Victoire is also concerned about adapting to Indian flavours: “It is the most difficult challenge. It’s like, ‘Padma, Come over to my house and cook my Congolese food.'” It doesn’t help that he’s also not the most spice tolerant, and Padma has to remind him afterward, “Don’t be afraid of the flavor. Remember, even if you don’t like the heat, we all like it.” And you cook for us. And poor Gabri can’t take a break from the pressure cooker. “I burned down my fridge!” He cries and after replacing his black beans, finishes his extra batch of lentils. “I do almost everything quickly,” he says. “I decided to sear my scallops…I didn’t strain my tamarind sauce.
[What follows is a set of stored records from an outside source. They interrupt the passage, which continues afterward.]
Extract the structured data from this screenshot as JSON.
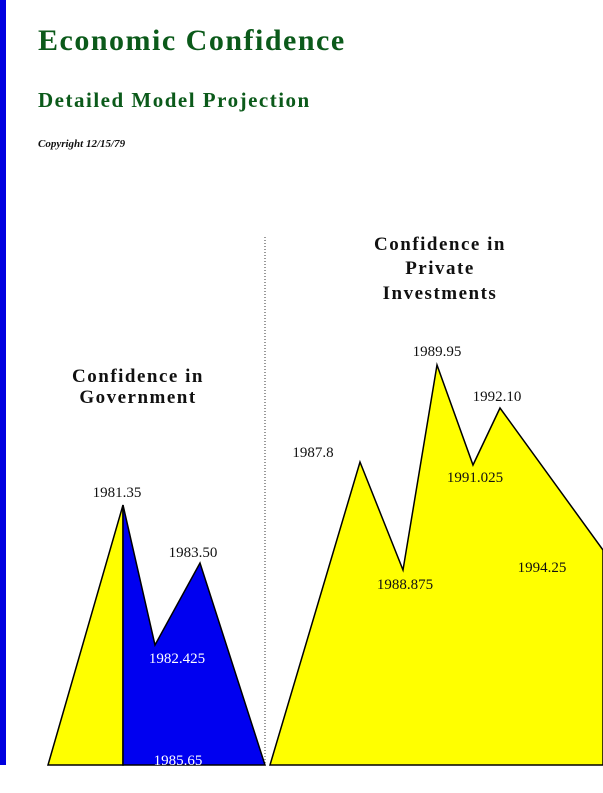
{
  "header": {
    "title": "Economic Confidence",
    "subtitle": "Detailed Model Projection",
    "copyright": "Copyright 12/15/79"
  },
  "panels": [
    {
      "heading": [
        "Confidence in",
        "Government"
      ],
      "labels": [
        "1981.35",
        "1983.50",
        "1982.425",
        "1985.65"
      ]
    },
    {
      "heading": [
        "Confidence in",
        "Private",
        "Investments"
      ],
      "labels": [
        "1987.8",
        "1989.95",
        "1992.10",
        "1991.025",
        "1988.875",
        "1994.25"
      ]
    }
  ]
}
The focus is now on putting some food on the thali’s plate.

He places the tamarind chutney and the “spice clash” on his plate with Gabri in the bottom three, as does Victoire’s hesitation with Buddha’s water-soaked basmati rice and spices. (“If you’re not familiar with spice, you don’t engage with it,” says guest judge Sriram Aylur, executive chef of Michelin-starred Quilon. “He made it hard to find a balance of everything.”) Unfortunately, Victoire Can’t make it to the top six and gets eliminated.

In good news, Amar’s plate is “perfect”, the panel states, while Asma declares, “the fact that she has never made Indian food, if I ate it, I would never say so.” Ali’s excellent chutney has been called “the most Indian chutney I’ve had” by Asma, with Padma saying it took her straight to her school cafeteria. (“That’s a huge compliment!”) And Sarah’s “beautiful and personal” Southern-inspired spread of dirty rice, spiced cauliflower, buttermilk croutons, and tamarind dal “did a great job of bringing out some of her flavors.” According to Tom Colicchio …

It’s a great week for Immortal, thanks to those three stars he’s back on top. “This is a dish I will remember for a long time,” Asma tells him. ‘I’m a Dominican for God’s sake! We eat bananas and beans, and here I am cooking Indian food for Padma and I’m winning, it’s crazy,’ he cheers. “I’m at a point in this league now where I feel like I belong here, I have what it takes to get to the top and I’m having fun.”

lost observation

  • head chef It can feel like a bubble filled with pressure at times, but from time to time it bursts to let real life in for a bit. This episode deals with the issue of the passing of Queen Elizabeth II. (Filming of season 20 began in August 2022, with the death of the royal family a month later on 8 September.) It is clear that since this episode was filmed in London, public mourning and official processions affected filming . “You were supposed to be in a separate place for the cooking and serving. But with the Queen passing away and all the funeral processions going on, we’ll be in head chef kitchen,” Padma announced to the group before the elimination challenge, which was being served in the set’s overflowing stew. “You’ve come to this country at a very interesting time,” said Asma, before the producers called Her Majesty Dedicated made a touching mini-montage.